Al-Qaeda weapons site a ‘long-term cache’


According to sources, the site in Thadiq in the Al-Safrat region 95km to the northwest of Riyadh is owned by the 70-year-old father of one of the 44 arrested, and was first identified by security officials on Oct. 25.

The owner of the land, a retired civil servant, is the imam of a local mosque who frequented the site with family members, using the open-air concrete seating area with no knowledge of the weapons stored beneath. “We sat with our children on top of the stash, completely unaware,” a brother of the arrested said.

The arrested, sources said, is 36 years old and was employed as an aid worker.
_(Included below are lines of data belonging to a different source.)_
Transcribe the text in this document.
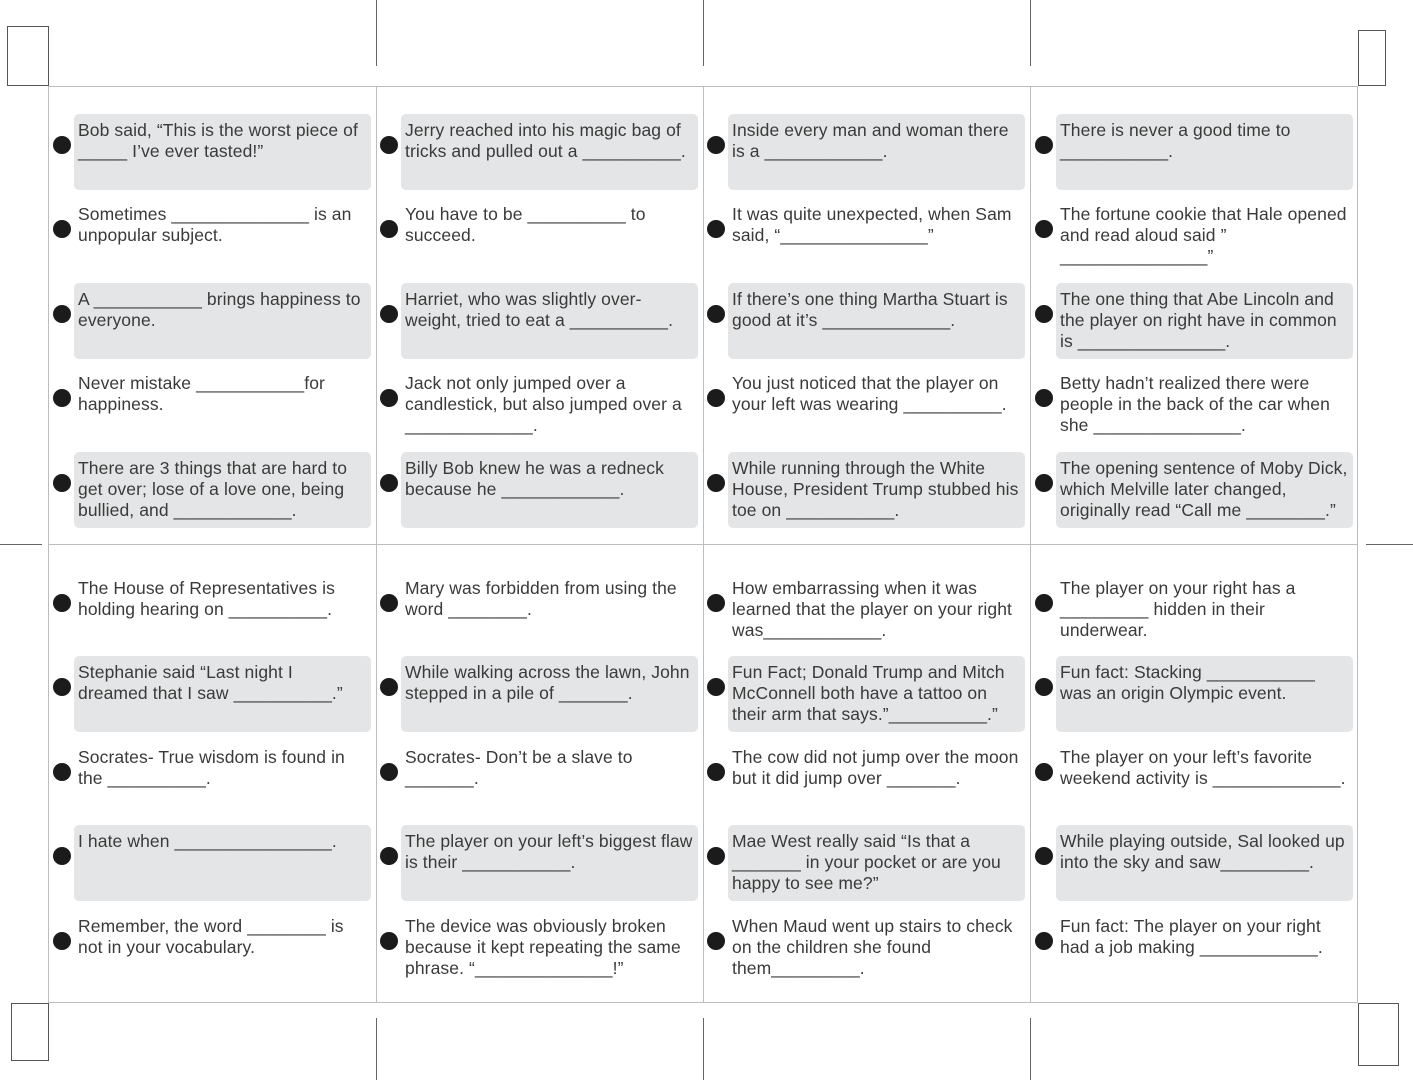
Bob said, “This is the worst piece of _____ I’ve ever tasted!”
Jerry reached into his magic bag of tricks and pulled out a __________.
Inside every man and woman there is a ____________.
There is never a good time to ___________.
Sometimes ______________ is an unpopular subject.
You have to be __________ to succeed.
It was quite unexpected, when Sam said, “_______________”
The fortune cookie that Hale opened and read aloud said ” _______________”
A ___________ brings happiness to everyone.
Harriet, who was slightly over-weight, tried to eat a __________.
If there’s one thing Martha Stuart is good at it’s _____________.
The one thing that Abe Lincoln and the player on right have in common is _______________.
Never mistake ___________for happiness.
Jack not only jumped over a candlestick, but also jumped over a _____________.
You just noticed that the player on your left was wearing __________.
Betty hadn’t realized there were people in the back of the car when she _______________.
There are 3 things that are hard to get over; lose of a love one, being bullied, and ____________.
Billy Bob knew he was a redneck because he ____________.
While running through the White House, President Trump stubbed his toe on ___________.
The opening sentence of Moby Dick, which Melville later changed, originally read “Call me ________.”
The House of Representatives is holding hearing on __________.
Mary was forbidden from using the word ________.
How embarrassing when it was learned that the player on your right was____________.
The player on your right has a _________ hidden in their underwear.
Stephanie said “Last night I dreamed that I saw __________.”
While walking across the lawn, John stepped in a pile of _______.
Fun Fact; Donald Trump and Mitch McConnell both have a tattoo on their arm that says.”__________.”
Fun fact: Stacking ___________ was an origin Olympic event.
Socrates- True wisdom is found in the __________.
Socrates- Don’t be a slave to _______.
The cow did not jump over the moon but it did jump over _______.
The player on your left’s favorite weekend activity is _____________.
I hate when ________________.	The player on your left’s biggest flaw is their ___________.
Mae West really said “Is that a _______ in your pocket or are you happy to see me?”
While playing outside, Sal looked up into the sky and saw_________.
Remember, the word ________ is not in your vocabulary.
The device was obviously broken because it kept repeating the same phrase. “______________!”
When Maud went up stairs to check on the children she found them_________.
Fun fact: The player on your right had a job making ____________.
Relatives, who described him as of a “low level of education”, said that he had been arrested on a previous occasion and had shown signs of religious extremism for approximately ten years.

A senior member of the family added that the family had been warned of him after he was “arrested in Qassim with a group of extremists”. It was not revealed when that first arrest took place.

Sources said that he had been in the custody of authorities for 18 months before the November announcement.

His arrest, according to the sources, was a possible key factor in leading authorities to the rest of the 44-strong network, who included among their ranks university professors and businessmen.

A security official at the time of the announcement described the 44 arrested suspects as “not merely followers or theorists of the deviant thought but also financers for large quantities of weapons”.

Long-term cache
The site of 3,000 sq m with an attached “istiraha” rest house may have been used to store the weapons and ammunition for over three years, the sources said, adding that the arms found wrapped and bound suggested a long-term cache.

Authorities in early November announced the discovery of large quantities of weapons at the site, including 281 machine guns, 250 rifle magazines, and 55 boxes of ammunition containing 41,250 rounds. “Security officials have located sites with larger and more diverse stashes of weapons over the last few years around the country, so this won’t be the last,” the official said. “The professionalism of the officials has resulted in preemptive strikes against terrorist organizations.”

The head of Dubai’s Al-Khaleej Research Center has said that the nature of the weapons found at the Thadiq site “strongly suggest that they were from the same source and smuggled across the Saudi-Yemen border”.
Abdul Aziz Bin Othman Saqr told Okaz that the quantity and type of arms found all pointed to them having been brought across the border.
“Yemen needs to increase its efforts to control its borders, and provide training and equipment for its border guards,” Saqr said. “Retired Saudi Border Guard officers could assist them in that line with their lengthy experience.”

Security analyst, retired army general and former King Saud University Professor of Political Science Ibrahim Owayyed Al-Otaibi described the border region as a “refuge for outlaws from both countries”.


“Crime, violence, and extremism are rife there,” Al-Otaibi said. “The recent infiltration into the Kingdom by destructive elements is only a recent example of the external powers attempting to utilize the issue for their interest.”


“The good relations between the Kingdom and Yemen will, however, see Yemen increase security measures to curb weapons and explosives smuggling. Cooperation between both countries’ Border Guard will assuredly bring greater control to the border,” Al-Otaibi said.
Yemeni officials have in the past admitted that the 1,326-km border with Saudi Arabia is extremely difficult to control due to the rugged nature of the territory and a lack of equipment, placing a greater burden on the Saudi Border Guard.